The apparent textual redundancy of xml tagging means tokenising compressors can really get to work...

The interested reader may care to look at a previous XML Deviant article, "Good Things Come In Small Packages," which reviewed an earlier discussion of compression and binary coding techniques. In addition to this, Stefano Mazzocchi's binary serialisation of SAX and Rick Jelliffe's STAX (Short TAgged XML) are worth examining. STAX is a lightweight compression technique, which Jelliffe believes could form one end of a spectrum of possible approaches.

I think it would be good to have (something like) this kind of ultra-low-end compression available (i.e. as a matter of compression negotiation), because I think many servers are [too] busy to compress data going out (STAX can be generated by the XML-generating API, and read directly into a SAX stream).

I think it would be useful to have several different compression methods widely deployed to suit different situations-- STAX fitting into the extreme low-end.

If anyone is interested in taking this further, I think it would be good. And it is probably the kind of small infrastructure upgrades that could be fun and doable for open-source and collaborative development.

Translation Dictionaries

One property of XML rarely commented upon is the language in which its schemas are expressed, though the Deviant reported on an earlier discussion relating to internationalisation of DTDs and Schemas ("Speaking Your Language"). The debate on XML verbosity prompted Don Park to raise the issue of long, verbose XML element names, noting that a standard like XML-DSIG is precluded from use in mobile, bandwidth-limited applications. This prompted Park to consider the use of abbreviated tag names, outlining some potential topics for discussion.

  1. should schemas be expanded or an alternate version be used?
  2. should a new namespace be defined or old namespace be reused?
  3. what role does RDDL play?
  4. should there be a dynamic abbreviation mechanism? (no, imho)
  5. how should abbreviated version of existing standards be created?
  6. should there be standard rules for abbreviating tag names?

Park later provided an example abbreviated version of the XML-DSIG DTD. This exchange moved Simon St. Laurent to share some thoughts on the use of 'dictionary resources', which have been suggested by the recent RDDL activity.

It seems like there are a substantial number of cases where 1-1 equivalence actually happens in the world - abbreviation and translation being the two largest. I'm pondering (haven't yet built) a thesaurus processor, which lets you feed in a set of rules and specify which set applies, and then run it over documents.

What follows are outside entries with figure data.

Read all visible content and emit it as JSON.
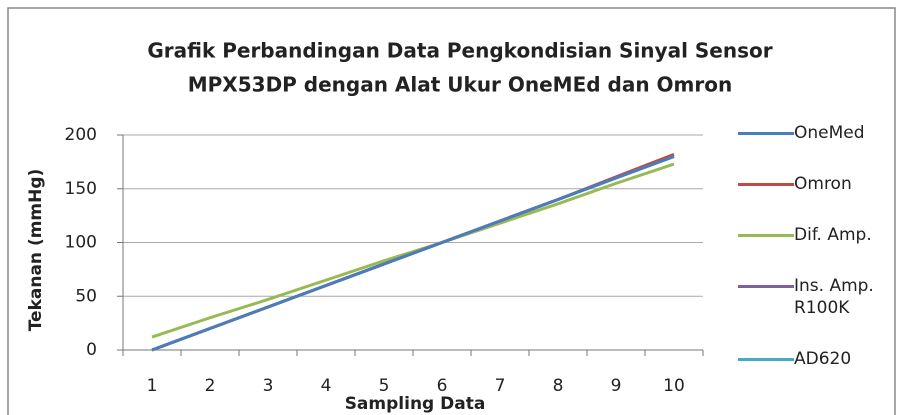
{
  "chart_data": {
    "type": "line",
    "title": [
      "Grafik Perbandingan Data Pengkondisian Sinyal Sensor",
      "MPX53DP dengan Alat Ukur OneMEd dan Omron"
    ],
    "x_label": "Sampling Data",
    "y_label": "Tekanan (mmHg)",
    "categories": [
      1,
      2,
      3,
      4,
      5,
      6,
      7,
      8,
      9,
      10
    ],
    "series": [
      {
        "name": "OneMed",
        "color": "#4a7ebb",
        "values": [
          0,
          20,
          40,
          60,
          80,
          100,
          120,
          140,
          160,
          180
        ]
      },
      {
        "name": "Omron",
        "color": "#be4b48",
        "values": [
          0,
          20,
          40,
          60,
          80,
          100,
          120,
          140,
          161,
          182
        ]
      },
      {
        "name": "Dif. Amp.",
        "color": "#98b954",
        "values": [
          12,
          30,
          47,
          65,
          83,
          100,
          118,
          136,
          155,
          173
        ]
      },
      {
        "name": "Ins. Amp. R100K",
        "color": "#7d60a0",
        "values": [
          0,
          20,
          40,
          60,
          80,
          100,
          120,
          140,
          160,
          180
        ]
      },
      {
        "name": "AD620",
        "color": "#46aac5",
        "values": [
          0,
          20,
          40,
          60,
          80,
          100,
          120,
          140,
          160,
          180
        ]
      }
    ],
    "ylim": [
      0,
      200
    ],
    "yticks": [
      0,
      50,
      100,
      150,
      200
    ],
    "grid": true
  }
}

It does less than XSLT and carries less freight than XML Schema equivalence classes, which seems like a good thing to me. I suspect it won't be that hard to implement as a SAX filter, XSLT transform, or DOM processor, though I'm still getting started.

Eric van der Vlist was able to provide an example of what such a dictionary resource, or translation table, might look like.

The most promising aspect to this discussion is that while it covers some old ground (for XML-DEV at least), it comes at a time when the list is already collaboratively producing RDDL, arguably an important piece in the puzzle. While we may be covering ground already a year old, the potential for progress may be greater now, and there is more concrete experience available to draw upon.